Friday, September 26, 2014

Austrian School Economist Named as Possible Nobel Prize Recipient

The Austrian School economist, Israel Kirzner, has been named by the Thomson Reuters news organization as a possible recipient of this year's Nobel Prize in economics.

Thomson Reuters makes their Nobek Prize predictions based on the number of citations and references the scientific community has made to the contenders' research and publications. Although not a perfect measure of prediction, Thomson Reuters has managed to successfully predict 35 Nobel winners since 2002, when they developed these forecasts, reports BI.

I have been on record since at least 2008, calling for Kirzner to be awarded the Nobel Prize. (I am also on record advocating the Nobel Prize be awarded to Walter Block and Lew Rockwell)

Kirzner studied under the great Austrian economist Ludwig von Mises and I believe his work on entrepreneurship is path breaking and has significant policy implications.

Kirzner's important insight is in drawing out the essence of what entrepreneurship is. He argues that entrepreneurship is the ability to recognize a potential opportunity and act on it. Notably, and this is where, in particular, many other Austrian economists differ with him, he does not see the risking of capital as a characteristic specifically tied to the entrepreneur.

He sees the awareness of where capital can be found to be part of what an entrepreneur must be aware of to successfully complete an entrepreneurial project, rather than that the entrepreneur himself must have capital at risk.

Thus, the role of the entrepreneur and that of the person who risks capital are generally tied close together, they are two separate functions.
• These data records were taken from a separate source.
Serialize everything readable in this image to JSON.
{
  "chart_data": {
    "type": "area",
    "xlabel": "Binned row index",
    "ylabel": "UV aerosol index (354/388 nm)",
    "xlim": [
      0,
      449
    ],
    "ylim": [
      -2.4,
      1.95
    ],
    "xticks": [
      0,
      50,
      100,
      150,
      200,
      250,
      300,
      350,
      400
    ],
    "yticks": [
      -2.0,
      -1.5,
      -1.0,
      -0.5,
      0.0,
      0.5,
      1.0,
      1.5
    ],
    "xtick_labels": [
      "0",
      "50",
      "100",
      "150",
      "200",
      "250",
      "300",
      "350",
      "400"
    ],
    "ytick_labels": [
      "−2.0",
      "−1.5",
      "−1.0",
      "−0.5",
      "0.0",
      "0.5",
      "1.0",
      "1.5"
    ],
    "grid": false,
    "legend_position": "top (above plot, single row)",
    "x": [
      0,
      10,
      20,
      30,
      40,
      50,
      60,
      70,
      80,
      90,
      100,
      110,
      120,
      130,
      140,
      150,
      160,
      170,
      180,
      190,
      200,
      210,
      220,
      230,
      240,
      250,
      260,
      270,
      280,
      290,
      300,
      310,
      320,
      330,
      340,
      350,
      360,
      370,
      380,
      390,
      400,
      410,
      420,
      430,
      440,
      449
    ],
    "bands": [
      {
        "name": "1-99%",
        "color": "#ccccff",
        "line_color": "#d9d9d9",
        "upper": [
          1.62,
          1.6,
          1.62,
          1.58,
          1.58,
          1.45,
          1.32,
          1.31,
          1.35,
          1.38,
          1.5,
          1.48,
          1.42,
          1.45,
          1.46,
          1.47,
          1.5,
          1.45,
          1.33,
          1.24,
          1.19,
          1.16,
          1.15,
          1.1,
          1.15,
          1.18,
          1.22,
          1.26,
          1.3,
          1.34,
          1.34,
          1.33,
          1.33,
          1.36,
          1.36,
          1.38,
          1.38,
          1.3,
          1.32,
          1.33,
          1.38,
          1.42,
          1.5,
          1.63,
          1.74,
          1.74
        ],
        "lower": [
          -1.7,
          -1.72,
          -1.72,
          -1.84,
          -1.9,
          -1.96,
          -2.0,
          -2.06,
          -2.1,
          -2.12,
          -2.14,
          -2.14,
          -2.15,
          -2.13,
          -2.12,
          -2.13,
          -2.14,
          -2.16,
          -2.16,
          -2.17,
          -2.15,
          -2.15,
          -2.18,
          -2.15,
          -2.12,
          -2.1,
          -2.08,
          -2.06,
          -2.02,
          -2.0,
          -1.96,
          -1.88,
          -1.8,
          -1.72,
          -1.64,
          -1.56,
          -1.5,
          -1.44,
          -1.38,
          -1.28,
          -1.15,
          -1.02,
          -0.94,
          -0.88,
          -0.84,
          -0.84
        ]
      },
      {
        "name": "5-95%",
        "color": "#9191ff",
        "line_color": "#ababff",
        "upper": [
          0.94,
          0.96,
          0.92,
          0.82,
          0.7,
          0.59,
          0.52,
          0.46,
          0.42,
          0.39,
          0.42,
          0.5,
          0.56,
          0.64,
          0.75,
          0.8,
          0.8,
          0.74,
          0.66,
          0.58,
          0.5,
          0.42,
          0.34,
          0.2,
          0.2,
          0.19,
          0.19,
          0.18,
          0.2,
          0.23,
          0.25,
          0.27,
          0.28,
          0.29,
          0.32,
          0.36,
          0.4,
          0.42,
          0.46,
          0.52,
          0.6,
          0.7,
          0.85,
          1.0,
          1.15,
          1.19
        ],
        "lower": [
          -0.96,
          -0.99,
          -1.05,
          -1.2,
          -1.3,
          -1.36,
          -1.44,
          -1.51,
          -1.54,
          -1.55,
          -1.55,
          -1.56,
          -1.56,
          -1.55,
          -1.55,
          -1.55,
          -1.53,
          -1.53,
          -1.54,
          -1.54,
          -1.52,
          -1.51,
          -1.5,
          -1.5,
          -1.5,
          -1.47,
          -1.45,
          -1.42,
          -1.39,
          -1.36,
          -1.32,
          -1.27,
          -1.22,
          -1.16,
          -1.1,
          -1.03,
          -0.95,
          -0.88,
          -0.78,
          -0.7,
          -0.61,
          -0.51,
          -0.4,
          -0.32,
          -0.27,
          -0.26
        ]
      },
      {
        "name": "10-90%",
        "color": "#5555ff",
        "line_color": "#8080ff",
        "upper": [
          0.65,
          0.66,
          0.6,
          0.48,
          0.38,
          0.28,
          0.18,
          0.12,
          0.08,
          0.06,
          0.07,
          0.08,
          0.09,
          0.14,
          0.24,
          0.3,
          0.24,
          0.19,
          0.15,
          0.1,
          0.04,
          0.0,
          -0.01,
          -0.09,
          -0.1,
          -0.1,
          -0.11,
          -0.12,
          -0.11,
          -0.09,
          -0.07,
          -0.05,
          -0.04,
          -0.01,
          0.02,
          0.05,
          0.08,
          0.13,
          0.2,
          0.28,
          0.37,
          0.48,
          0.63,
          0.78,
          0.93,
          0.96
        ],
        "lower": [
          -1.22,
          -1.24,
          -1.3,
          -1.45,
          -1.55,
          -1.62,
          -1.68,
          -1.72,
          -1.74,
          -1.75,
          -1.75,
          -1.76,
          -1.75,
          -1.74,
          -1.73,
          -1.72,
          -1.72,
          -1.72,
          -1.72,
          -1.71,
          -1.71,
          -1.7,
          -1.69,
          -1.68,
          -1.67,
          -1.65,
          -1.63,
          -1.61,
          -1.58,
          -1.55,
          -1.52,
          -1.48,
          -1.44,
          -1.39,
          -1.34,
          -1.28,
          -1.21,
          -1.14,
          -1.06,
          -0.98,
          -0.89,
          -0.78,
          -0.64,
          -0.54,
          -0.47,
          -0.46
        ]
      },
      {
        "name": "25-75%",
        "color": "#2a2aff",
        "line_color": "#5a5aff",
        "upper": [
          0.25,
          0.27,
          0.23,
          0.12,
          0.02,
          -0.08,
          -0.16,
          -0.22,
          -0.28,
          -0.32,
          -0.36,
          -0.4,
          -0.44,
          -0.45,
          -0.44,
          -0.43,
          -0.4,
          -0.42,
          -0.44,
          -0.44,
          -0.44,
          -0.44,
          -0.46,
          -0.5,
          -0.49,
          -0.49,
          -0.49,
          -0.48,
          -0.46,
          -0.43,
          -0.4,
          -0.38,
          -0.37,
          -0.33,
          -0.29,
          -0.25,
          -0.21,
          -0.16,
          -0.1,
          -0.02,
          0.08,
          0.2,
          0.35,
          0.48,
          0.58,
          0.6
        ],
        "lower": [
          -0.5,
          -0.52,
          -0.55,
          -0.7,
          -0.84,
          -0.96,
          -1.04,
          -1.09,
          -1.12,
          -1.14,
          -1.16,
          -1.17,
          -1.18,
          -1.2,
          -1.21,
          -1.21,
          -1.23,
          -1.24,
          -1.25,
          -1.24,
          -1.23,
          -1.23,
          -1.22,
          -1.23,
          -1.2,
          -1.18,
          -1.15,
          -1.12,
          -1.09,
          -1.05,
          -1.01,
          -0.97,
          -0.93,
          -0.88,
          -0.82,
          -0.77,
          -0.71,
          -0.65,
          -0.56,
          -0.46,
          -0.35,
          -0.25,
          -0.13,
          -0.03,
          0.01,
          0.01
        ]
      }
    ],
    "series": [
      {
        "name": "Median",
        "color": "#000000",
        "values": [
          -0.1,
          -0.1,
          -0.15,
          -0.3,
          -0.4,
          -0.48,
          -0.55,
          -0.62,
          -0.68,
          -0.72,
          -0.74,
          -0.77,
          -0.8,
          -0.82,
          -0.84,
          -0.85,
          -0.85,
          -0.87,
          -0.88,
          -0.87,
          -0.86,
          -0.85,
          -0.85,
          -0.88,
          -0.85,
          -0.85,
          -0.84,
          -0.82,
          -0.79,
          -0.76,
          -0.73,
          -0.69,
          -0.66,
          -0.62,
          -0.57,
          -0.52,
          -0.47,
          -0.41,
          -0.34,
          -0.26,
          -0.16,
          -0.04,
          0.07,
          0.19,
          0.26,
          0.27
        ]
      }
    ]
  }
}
If Kirzner is correct about this, and I believe he is, then it has profound policy implications, since those who argue that a person in poverty does not get an even break, are set back significantly by Kirzner's observation. Since if personal capital that is owned by the entrepreneur is not necessary to launch an entrepreneurial project, then the poor person is not at a disadvantage in pursuing entrepreneurial opportunities, simply because he is poor, Thus the poor do not need a special break. The poor who spot entrepreneurial opportunities, including where to find willing capital investors, can do so without the advantage of their own capital, and thus they can lift themselves from poverty just by keen entrepreneurial awareness.